L'attaque spectaculaire il y a une semaine à Lyon d'un transport de fonds, pour un butin estimé à 9 millions d'euros, rappelle que la région, bastion du grand banditisme, a conservé sa tradition de terre de braqueurs professionnels, dont la Suisse voisine constitue le nouvel eldorado.

"A Lyon et en Rhône-Alpes s'est développée historiquement une culture du vol à main armée qui est persistante. Il y a peu d'endroits sur le territoire national où cette culture est aussi présente", résume à l'AFP le commissaire Yann Sourisseau, patron de l'Office central de lutte contre la criminalité organisée (OCLCO), compétent sur toute la France.
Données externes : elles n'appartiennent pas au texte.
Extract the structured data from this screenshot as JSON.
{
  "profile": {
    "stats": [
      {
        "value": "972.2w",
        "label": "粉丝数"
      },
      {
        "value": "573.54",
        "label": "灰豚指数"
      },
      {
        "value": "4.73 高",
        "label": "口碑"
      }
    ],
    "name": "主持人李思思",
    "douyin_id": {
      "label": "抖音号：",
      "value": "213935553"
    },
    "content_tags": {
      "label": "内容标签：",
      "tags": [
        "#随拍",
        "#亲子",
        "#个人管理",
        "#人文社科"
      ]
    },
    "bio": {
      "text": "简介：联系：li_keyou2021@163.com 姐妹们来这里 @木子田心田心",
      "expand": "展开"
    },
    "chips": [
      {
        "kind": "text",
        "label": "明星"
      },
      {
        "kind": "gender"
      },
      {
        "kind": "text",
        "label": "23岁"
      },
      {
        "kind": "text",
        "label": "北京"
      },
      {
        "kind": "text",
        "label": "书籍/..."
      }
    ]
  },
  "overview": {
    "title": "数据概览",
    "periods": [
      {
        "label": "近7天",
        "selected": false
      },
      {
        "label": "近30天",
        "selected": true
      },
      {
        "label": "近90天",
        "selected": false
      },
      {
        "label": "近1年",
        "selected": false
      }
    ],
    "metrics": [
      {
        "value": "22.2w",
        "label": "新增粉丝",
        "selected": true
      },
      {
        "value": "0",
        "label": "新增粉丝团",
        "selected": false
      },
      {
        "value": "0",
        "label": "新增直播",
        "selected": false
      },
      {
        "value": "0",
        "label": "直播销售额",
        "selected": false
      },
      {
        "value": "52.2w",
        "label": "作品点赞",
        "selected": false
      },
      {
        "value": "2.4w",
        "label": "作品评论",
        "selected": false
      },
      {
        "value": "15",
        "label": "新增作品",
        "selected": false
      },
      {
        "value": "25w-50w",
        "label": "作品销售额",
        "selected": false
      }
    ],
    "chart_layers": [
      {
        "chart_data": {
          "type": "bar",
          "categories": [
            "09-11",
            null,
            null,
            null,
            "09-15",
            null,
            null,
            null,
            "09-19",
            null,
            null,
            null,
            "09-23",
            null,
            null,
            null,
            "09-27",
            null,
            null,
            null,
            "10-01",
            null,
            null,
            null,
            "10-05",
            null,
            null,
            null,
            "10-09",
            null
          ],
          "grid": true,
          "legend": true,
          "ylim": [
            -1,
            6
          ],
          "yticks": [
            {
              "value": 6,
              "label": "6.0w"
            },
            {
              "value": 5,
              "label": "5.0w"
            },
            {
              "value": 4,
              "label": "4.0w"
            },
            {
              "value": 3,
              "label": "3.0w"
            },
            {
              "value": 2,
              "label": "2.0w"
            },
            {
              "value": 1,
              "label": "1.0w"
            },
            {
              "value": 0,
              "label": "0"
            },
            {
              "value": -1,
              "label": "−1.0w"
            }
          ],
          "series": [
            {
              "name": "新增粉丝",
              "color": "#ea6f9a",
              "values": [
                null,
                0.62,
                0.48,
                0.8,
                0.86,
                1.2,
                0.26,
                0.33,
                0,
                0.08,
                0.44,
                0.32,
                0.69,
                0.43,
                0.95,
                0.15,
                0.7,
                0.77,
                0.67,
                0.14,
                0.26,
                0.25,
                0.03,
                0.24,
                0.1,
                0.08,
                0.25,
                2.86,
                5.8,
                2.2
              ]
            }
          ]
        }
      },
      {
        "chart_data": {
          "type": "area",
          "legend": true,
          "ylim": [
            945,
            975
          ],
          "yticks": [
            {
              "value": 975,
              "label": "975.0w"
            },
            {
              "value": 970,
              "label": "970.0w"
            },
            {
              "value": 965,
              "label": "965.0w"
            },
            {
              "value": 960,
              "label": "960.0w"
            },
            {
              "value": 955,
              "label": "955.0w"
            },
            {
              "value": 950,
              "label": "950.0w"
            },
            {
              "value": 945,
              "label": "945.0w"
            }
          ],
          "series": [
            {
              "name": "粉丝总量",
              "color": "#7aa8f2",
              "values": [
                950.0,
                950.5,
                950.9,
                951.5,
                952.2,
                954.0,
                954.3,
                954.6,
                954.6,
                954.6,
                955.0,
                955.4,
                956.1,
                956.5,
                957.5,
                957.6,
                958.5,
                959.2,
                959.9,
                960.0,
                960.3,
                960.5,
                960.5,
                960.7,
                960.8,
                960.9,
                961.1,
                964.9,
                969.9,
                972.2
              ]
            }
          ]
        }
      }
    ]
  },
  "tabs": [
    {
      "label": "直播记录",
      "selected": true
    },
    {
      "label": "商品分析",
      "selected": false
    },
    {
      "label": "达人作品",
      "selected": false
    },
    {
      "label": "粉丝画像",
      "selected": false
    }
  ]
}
Les attaques de banques ont "marqué un peu le pas au début des années 2000", avec la reconversion de braqueurs dans le trafic de stupéfiants, précise un policier lyonnais.

Mais certains ont fini par abandonner ce "business compliqué" pour revenir "à leurs premières amours", ajoute-t-il.

"Sur le bassin lyonnais, vous avez beaucoup d'ateliers de bijouterie. Et qui dit joaillerie dit métaux précieux… Il y a ici des sociétés que vous n'avez pas ailleurs, c'est pour ça que vous avez de grosses attaques depuis quelques années", analyse ce même policier.

Deux transporteurs chargés d'or ont ainsi été attaqués en banlieue lyonnaise en décembre 2016 à Dardilly, pour une valeur marchande de 2,5 millions d'euros, puis en avril 2017 à La Tour-de-Salvagny.

Avec l'attaque de Lyon le 28 août, "ce qui est nouveau, c'est le retour en France des braquages de fourgons bancaires blindés", plus rares ces dernières années, souligne le policier lyonnais.

"On en comptait jusqu'à dix à vingt par an dans les années 90. Désormais, on a une ou deux affaires par an maximum, voire aucune", abonde M. Sourisseau.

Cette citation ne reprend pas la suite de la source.